The Treasury Department and the Internal Revenue Service have proposed amendments to Circular 230, which governs practice before the IRS. The amendments are the most extensive since 2014 and cover significant developments that have affected practice before the service since that time.
The proposed regulations would remove or update the parts of Circular 230 that related to registered tax return preparers and tax return preparation, as well as contingent fees to reflect changes in the law since the prior amendments to Circular 230 in 2011 and 2014. The regs would also revise or eliminate other provisions that are out of date.
The proposed regulations would incorporate new provisions that better align Circular 230 with the current practice environment, such as requiring practitioners to maintain technological competency as part of their practice before the IRS. They would also clarify some provisions, such as confirming that the IRS Office of Professional Responsibility retains jurisdiction over practitioners who have been suspended or disbarred from practice. (The OPR generally is in charge of matters related to practitioner conduct, and is exclusively responsible for discipline, including disciplinary proceedings and sanctions.) And finally, they would provide rules related to appraisers, including the standards for disqualification.
The provisions regarding tax return preparation and registered tax return preparers are in response to the IRS loss in Loving v.
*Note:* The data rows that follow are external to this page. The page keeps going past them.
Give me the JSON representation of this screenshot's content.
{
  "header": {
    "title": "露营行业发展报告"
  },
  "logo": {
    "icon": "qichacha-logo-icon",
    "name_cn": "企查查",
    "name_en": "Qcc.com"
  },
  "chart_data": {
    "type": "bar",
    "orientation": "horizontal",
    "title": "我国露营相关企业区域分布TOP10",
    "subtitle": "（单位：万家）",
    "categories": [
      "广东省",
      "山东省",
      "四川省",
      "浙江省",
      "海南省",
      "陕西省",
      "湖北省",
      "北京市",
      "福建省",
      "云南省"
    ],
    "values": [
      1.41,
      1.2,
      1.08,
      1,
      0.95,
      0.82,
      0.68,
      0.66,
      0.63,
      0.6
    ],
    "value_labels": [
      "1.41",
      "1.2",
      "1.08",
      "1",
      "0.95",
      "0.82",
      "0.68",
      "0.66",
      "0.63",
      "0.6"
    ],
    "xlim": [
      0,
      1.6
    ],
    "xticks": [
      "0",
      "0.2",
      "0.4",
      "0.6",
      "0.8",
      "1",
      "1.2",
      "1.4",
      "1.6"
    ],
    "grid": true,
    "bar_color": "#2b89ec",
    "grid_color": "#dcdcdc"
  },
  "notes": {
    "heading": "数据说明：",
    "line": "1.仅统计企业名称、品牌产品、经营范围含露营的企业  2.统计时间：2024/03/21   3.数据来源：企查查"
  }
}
IRS, according to John Sheeley, founder of Tax Practice Pro. The Loving court denied the IRS the authority to regulate tax return preparers. The provisions in Circular 230 eliminate provisions related to registered tax return preparers, and revise standards for tax return preparation tied to IRS representation, while updating the definition of "practice before the IRS."
The proposed revision to Circular 230 establishes that charging contingent fees for preparing returns or refund claims constitutes disreputable conduct. This language, which removes the ability of practitioners to charge contingency fees, will likely generate some opposition, according to Bill Nemeth, trustee and immediate past chair of the National Association of Enrolled Agents' NAEA Education Foundation.
"If a client gives me a return to do and I discover that their previous year's return was incorrect and they may be able to get a larger refund, I should be able to amend their previous return for a percentage of the refund," he said. "I don't want to do the work for free, and the client has no guarantee that they will collect. So they have nothing to lose, and I can do the additional work knowing that I might get an additional reward."
"As for contingency fees on first-time abatement, the language in the proposed revision is so murky that I'm not smart enough to figure out if it's allowed or not," Nemeth said.
The revisions to Circular 230 create a new Subpart D specifically addressing appraiser standards. It establishes a new framework for appraiser disqualification and eliminates the prerequisite of penalty assessment for appraiser disqualification.
The revisions add a requirement for practitioners to maintain technological competence, and require data security policies and incident response plans. They also mandate business continuity and succession planning, and they update written advice standards.
The revision expands the grounds for expedited suspension, clarifying procedures for reinstatement and maintaining IRS jurisdiction over suspended practitioners, said Tax Practice Pro's Sheeley.